The problem is, the director, writer and other creative personnel...probably including the actors...may have final cut or creative control written in their contracts. To change the film to the point where it was airable would involve paying them off or making deals with them.

It really would have been cheaper for them to bury the project, or to use the non-actor portions of the film as "stock footage" for other movies or TV shows. Even use it to illustrate September 11 stories done by ABC News.

It would be cheaper for ABC to run another movie instead. In case you didn't know, the failure of their summer dance competition series "The One" was handled in just that way. The substitutes were long rerun nights of their regular series like "According to Jim" and "George Lopez" and "Desperate Housewives."

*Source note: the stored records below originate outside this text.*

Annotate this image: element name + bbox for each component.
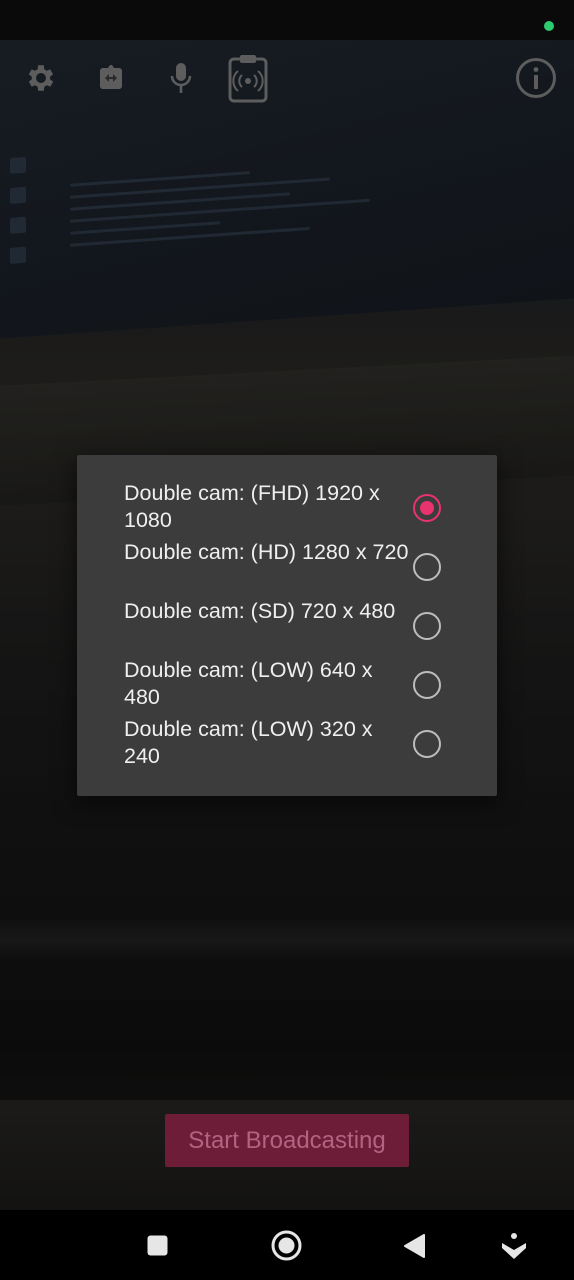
- gear-icon[interactable]: [24, 61, 58, 95]
- resolution-option-sd[interactable]: Double cam: (SD) 720 x 480: [77, 598, 497, 657]
- assist-down-icon[interactable]: [501, 1232, 527, 1265]
- resolution-option-label: Double cam: (HD) 1280 x 720: [124, 540, 409, 564]
- resolution-option-label: Double cam: (LOW) 640 x 480: [124, 658, 373, 709]
- info-icon[interactable]: [515, 57, 557, 99]
- radio-button[interactable]: [413, 671, 441, 699]
- resolution-option-label: Double cam: (LOW) 320 x 240: [124, 717, 373, 768]
- system-nav-bar: [0, 1210, 574, 1280]
- resolution-option-low-640[interactable]: Double cam: (LOW) 640 x 480: [77, 657, 497, 716]
- resolution-dialog: Double cam: (FHD) 1920 x 1080 Double cam…: [77, 455, 497, 796]
- resolution-option-label: Double cam: (SD) 720 x 480: [124, 599, 396, 623]
- radio-button[interactable]: [413, 730, 441, 758]
- radio-button-selected[interactable]: [413, 494, 441, 522]
- microphone-icon[interactable]: [167, 61, 195, 95]
- privacy-indicator-dot: [544, 21, 554, 31]
- radio-button[interactable]: [413, 553, 441, 581]
- resolution-option-fhd[interactable]: Double cam: (FHD) 1920 x 1080: [77, 480, 497, 539]
- switch-camera-icon[interactable]: [94, 62, 128, 94]
- home-circle-icon[interactable]: [271, 1230, 302, 1266]
- back-triangle-icon[interactable]: [403, 1234, 425, 1263]
- clipboard-broadcast-icon[interactable]: [227, 52, 269, 104]
- radio-button[interactable]: [413, 612, 441, 640]
- resolution-option-low-320[interactable]: Double cam: (LOW) 320 x 240: [77, 716, 497, 775]
- resolution-option-label: Double cam: (FHD) 1920 x 1080: [124, 481, 380, 532]
- start-broadcasting-button[interactable]: Start Broadcasting: [165, 1114, 409, 1167]
- recents-square-icon[interactable]: [147, 1235, 168, 1261]
- status-bar: [0, 0, 574, 40]
- resolution-option-hd[interactable]: Double cam: (HD) 1280 x 720: [77, 539, 497, 598]
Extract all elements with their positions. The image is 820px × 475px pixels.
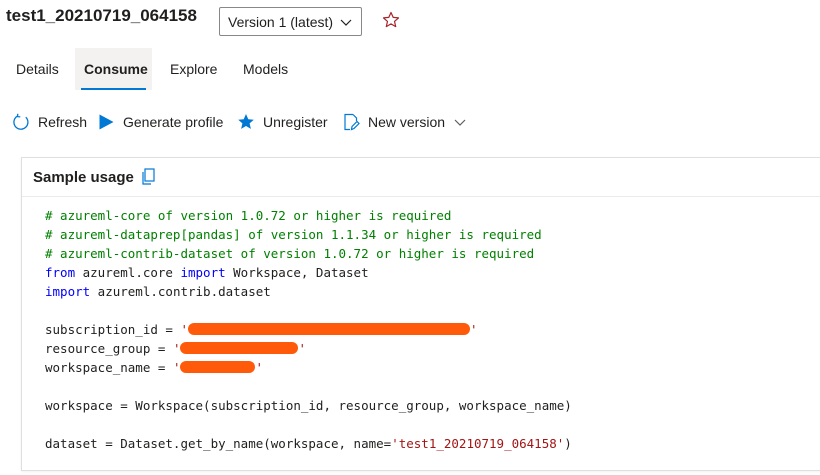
star-icon [237, 113, 255, 131]
code-text: dataset = Dataset.get_by_name(workspace,… [45, 436, 392, 451]
version-dropdown[interactable]: Version 1 (latest) [219, 7, 362, 36]
code-text: workspace_name = [45, 360, 173, 375]
refresh-label: Refresh [38, 114, 88, 130]
code-keyword: import [180, 265, 226, 280]
code-comment: # azureml-core of version 1.0.72 or high… [45, 208, 452, 223]
redacted-subscription-id [188, 323, 470, 335]
code-keyword: from [45, 265, 76, 280]
redacted-workspace-name [180, 361, 256, 373]
new-version-button[interactable]: New version [342, 106, 467, 138]
unregister-button[interactable]: Unregister [237, 106, 328, 138]
code-string: ' [172, 341, 181, 356]
code-text: resource_group = [45, 341, 173, 356]
refresh-icon [12, 113, 30, 131]
tab-consume[interactable]: Consume [84, 48, 148, 90]
code-text: Workspace, Dataset [225, 265, 369, 280]
favorite-star-icon[interactable] [382, 11, 400, 29]
code-text: azureml.core [75, 265, 181, 280]
active-tab-indicator [81, 88, 146, 90]
chevron-down-icon [453, 115, 467, 129]
page-title: test1_20210719_064158 [6, 6, 197, 25]
code-string: ' [298, 341, 306, 356]
unregister-label: Unregister [263, 114, 328, 130]
code-string: ' [180, 322, 188, 337]
copy-icon[interactable] [140, 168, 156, 186]
code-text: workspace = Workspace(subscription_id, r… [45, 398, 572, 413]
new-version-label: New version [368, 114, 446, 130]
edit-document-icon [342, 113, 360, 131]
code-block[interactable]: # azureml-core of version 1.0.72 or high… [45, 206, 572, 453]
code-comment: # azureml-dataprep[pandas] of version 1.… [45, 227, 542, 242]
generate-profile-label: Generate profile [123, 114, 224, 130]
code-string: ' [172, 360, 181, 375]
code-keyword: import [45, 284, 91, 299]
code-string: 'test1_20210719_064158' [391, 436, 565, 451]
chevron-down-icon [339, 15, 353, 29]
version-dropdown-label: Version 1 (latest) [228, 13, 334, 30]
tab-explore[interactable]: Explore [170, 48, 217, 90]
code-string: ' [470, 322, 478, 337]
card-title: Sample usage [33, 168, 134, 186]
code-string: ' [255, 360, 263, 375]
generate-profile-button[interactable]: Generate profile [98, 106, 223, 138]
tab-models[interactable]: Models [243, 48, 288, 90]
tab-details[interactable]: Details [16, 48, 59, 90]
play-icon [98, 113, 115, 131]
card-header: Sample usage [22, 158, 820, 197]
redacted-resource-group [180, 342, 299, 354]
sample-usage-card: Sample usage # azureml-core of version 1… [21, 157, 820, 471]
code-comment: # azureml-contrib-dataset of version 1.0… [45, 246, 535, 261]
code-text: ) [564, 436, 572, 451]
code-text: azureml.contrib.dataset [90, 284, 271, 299]
code-text: subscription_id = [45, 322, 181, 337]
refresh-button[interactable]: Refresh [12, 106, 87, 138]
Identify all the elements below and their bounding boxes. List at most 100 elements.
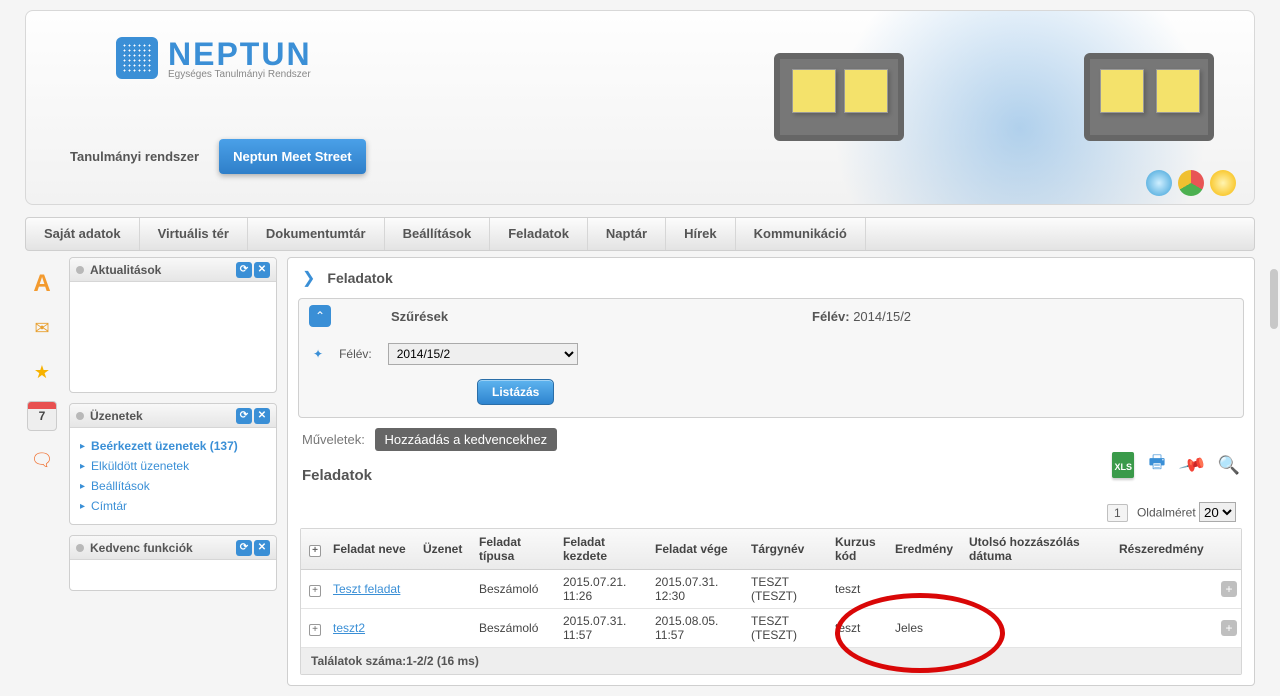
link-inbox[interactable]: Beérkezett üzenetek (137) — [91, 439, 238, 453]
tab-meet-street[interactable]: Neptun Meet Street — [219, 139, 365, 174]
expand-all-icon[interactable]: + — [309, 545, 321, 557]
panel-close-icon[interactable]: ✕ — [254, 262, 270, 278]
link-settings[interactable]: Beállítások — [91, 479, 150, 493]
col-start[interactable]: Feladat kezdete — [555, 529, 647, 570]
neptun-logo-icon — [116, 37, 158, 79]
panel-refresh-icon[interactable]: ⟳ — [236, 540, 252, 556]
accessibility-icon[interactable] — [1210, 170, 1236, 196]
rail-mail-icon[interactable]: ✉ — [27, 313, 57, 343]
rail-letter-icon[interactable]: A — [27, 269, 57, 299]
content-panel: ❯ Feladatok ⌃ Szűrések Félév: 2014/15/2 … — [287, 257, 1255, 686]
panel-head-uzenetek: Üzenetek ⟳ ✕ — [70, 404, 276, 428]
panel-close-icon[interactable]: ✕ — [254, 540, 270, 556]
header-tabs: Tanulmányi rendszer Neptun Meet Street — [56, 139, 366, 174]
tab-study-system[interactable]: Tanulmányi rendszer — [56, 139, 213, 174]
filter-collapse-icon[interactable]: ⌃ — [309, 305, 331, 327]
page-size-label: Oldalméret — [1137, 506, 1196, 520]
menu-sajat-adatok[interactable]: Saját adatok — [26, 218, 140, 250]
link-sent[interactable]: Elküldött üzenetek — [91, 459, 189, 473]
panel-close-icon[interactable]: ✕ — [254, 408, 270, 424]
col-course[interactable]: Kurzus kód — [827, 529, 887, 570]
task-link[interactable]: Teszt feladat — [333, 582, 400, 596]
col-name[interactable]: Feladat neve — [325, 529, 415, 570]
col-subject[interactable]: Tárgynév — [743, 529, 827, 570]
row-expand-icon[interactable]: + — [309, 624, 321, 636]
print-icon[interactable]: 🖶 — [1144, 452, 1170, 478]
panel-refresh-icon[interactable]: ⟳ — [236, 408, 252, 424]
menu-hirek[interactable]: Hírek — [666, 218, 736, 250]
panel-body-aktualitasok — [70, 282, 276, 392]
col-result[interactable]: Eredmény — [887, 529, 961, 570]
grid-header-row: + Feladat neve Üzenet Feladat típusa Fel… — [301, 529, 1241, 570]
panel-refresh-icon[interactable]: ⟳ — [236, 262, 252, 278]
content-area: ❯ Feladatok ⌃ Szűrések Félév: 2014/15/2 … — [287, 257, 1255, 696]
rail-calendar-icon[interactable]: 7 — [27, 401, 57, 431]
panel-head-kedvenc: Kedvenc funkciók ⟳ ✕ — [70, 536, 276, 560]
menu-virtualis-ter[interactable]: Virtuális tér — [140, 218, 248, 250]
left-rail: A ✉ ★ 7 🗨 — [25, 257, 59, 696]
row-actions-icon[interactable]: + — [1221, 620, 1237, 636]
cell-type: Beszámoló — [471, 609, 555, 648]
cell-type: Beszámoló — [471, 570, 555, 609]
list-button[interactable]: Listázás — [477, 379, 554, 405]
col-end[interactable]: Feladat vége — [647, 529, 743, 570]
row-actions-icon[interactable]: + — [1221, 581, 1237, 597]
menu-feladatok[interactable]: Feladatok — [490, 218, 588, 250]
grid-tools: XLS 🖶 📌 🔍 — [1112, 452, 1242, 478]
semester-select[interactable]: 2014/15/2 — [388, 343, 578, 365]
panel-body-kedvenc — [70, 560, 276, 590]
sidebar: Aktualitások ⟳ ✕ Üzenetek ⟳ ✕ ▸Beérkezet… — [69, 257, 277, 696]
scrollbar[interactable] — [1270, 269, 1278, 329]
col-lastcomment[interactable]: Utolsó hozzászólás dátuma — [961, 529, 1111, 570]
chevron-right-icon: ❯ — [302, 268, 315, 288]
row-expand-icon[interactable]: + — [309, 585, 321, 597]
tasks-grid: + Feladat neve Üzenet Feladat típusa Fel… — [300, 528, 1242, 675]
cell-result: Jeles — [887, 609, 961, 648]
operations-bar: Műveletek: Hozzáadás a kedvencekhez — [288, 424, 1254, 461]
task-link[interactable]: teszt2 — [333, 621, 365, 635]
rail-chat-icon[interactable]: 🗨 — [27, 445, 57, 475]
filter-head: ⌃ Szűrések Félév: 2014/15/2 — [299, 299, 1243, 333]
panel-title: Üzenetek — [90, 409, 143, 423]
neptun-logo-text: NEPTUN — [168, 36, 312, 73]
pin-icon[interactable]: 📌 — [1175, 447, 1211, 483]
operations-label: Műveletek: — [302, 432, 365, 447]
menu-naptar[interactable]: Naptár — [588, 218, 666, 250]
table-row: + teszt2 Beszámoló 2015.07.31. 11:57 201… — [301, 609, 1241, 648]
col-msg[interactable]: Üzenet — [415, 529, 471, 570]
col-type[interactable]: Feladat típusa — [471, 529, 555, 570]
rail-star-icon[interactable]: ★ — [27, 357, 57, 387]
menu-kommunikacio[interactable]: Kommunikáció — [736, 218, 866, 250]
cell-end: 2015.07.31. 12:30 — [647, 570, 743, 609]
menu-beallitasok[interactable]: Beállítások — [385, 218, 491, 250]
cell-course: teszt — [827, 570, 887, 609]
export-xls-icon[interactable]: XLS — [1112, 452, 1134, 478]
cell-lastcomment — [961, 570, 1111, 609]
app-header: NEPTUN Egységes Tanulmányi Rendszer Tanu… — [25, 10, 1255, 205]
filters-label: Szűrések — [391, 309, 448, 324]
neptun-logo: NEPTUN Egységes Tanulmányi Rendszer — [116, 36, 312, 80]
filter-box: ⌃ Szűrések Félév: 2014/15/2 ✦ Félév: 201… — [298, 298, 1244, 418]
add-to-favorites-button[interactable]: Hozzáadás a kedvencekhez — [375, 428, 558, 451]
theme-icon[interactable] — [1178, 170, 1204, 196]
cell-subject: TESZT (TESZT) — [743, 570, 827, 609]
cell-course: teszt — [827, 609, 887, 648]
panel-body-uzenetek: ▸Beérkezett üzenetek (137) ▸Elküldött üz… — [70, 428, 276, 524]
cell-result — [887, 570, 961, 609]
page-size-select[interactable]: 20 — [1199, 502, 1236, 522]
page-number[interactable]: 1 — [1107, 504, 1128, 522]
semester-head-label: Félév: — [812, 309, 850, 324]
main-menu: Saját adatok Virtuális tér Dokumentumtár… — [25, 217, 1255, 251]
search-icon[interactable]: 🔍 — [1216, 452, 1242, 478]
panel-kedvenc-funkciok: Kedvenc funkciók ⟳ ✕ — [69, 535, 277, 591]
semester-label: Félév: — [339, 347, 372, 361]
link-directory[interactable]: Címtár — [91, 499, 127, 513]
panel-aktualitasok: Aktualitások ⟳ ✕ — [69, 257, 277, 393]
cell-msg — [415, 609, 471, 648]
pager: 1 Oldalméret 20 — [288, 498, 1254, 526]
menu-dokumentumtar[interactable]: Dokumentumtár — [248, 218, 385, 250]
header-utility-icons — [1146, 170, 1236, 196]
panel-uzenetek: Üzenetek ⟳ ✕ ▸Beérkezett üzenetek (137) … — [69, 403, 277, 525]
globe-icon[interactable] — [1146, 170, 1172, 196]
col-partial[interactable]: Részeredmény — [1111, 529, 1213, 570]
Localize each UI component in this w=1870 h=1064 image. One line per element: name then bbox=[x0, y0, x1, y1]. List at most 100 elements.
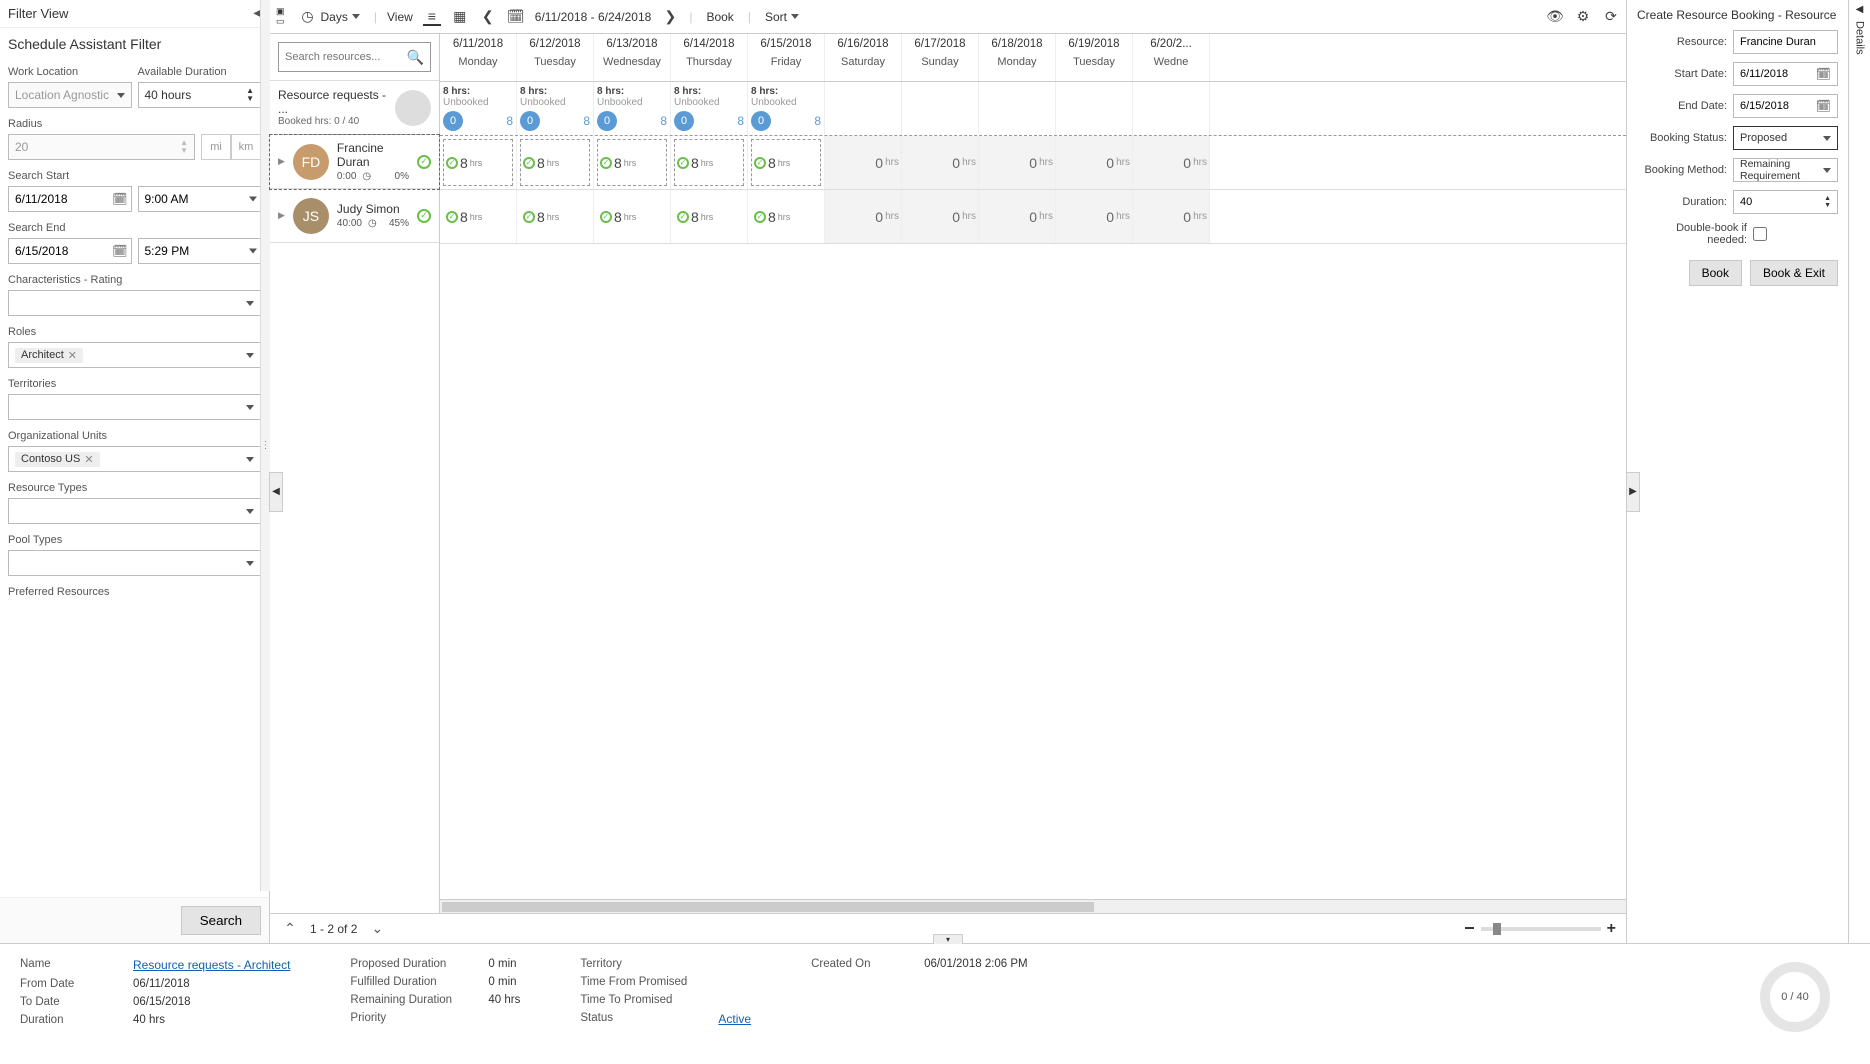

That might be one reason for they running the show anyway; having killed one expensive project, killing a second so close to the disaster of "The One" would probably get some high-level execs fired. And as mentioned before, their ability to "fix" might have been limited by the participants's creative control.

But still...the article didn't say why the movie was made in the first place, using that particular attitude. Who approved that mess to begin with, instead of something more balanced, factual and honest? Who decided that a September 11 movie, shown on an anniversary of that painful and unresolved day, was a good idea to begin with?

If I were a stockholder, I'd be asking those questions at the next Disney shareholder meeting. And if the New York Whore Times had anything resembling journalism any more, they might have asked those questions too.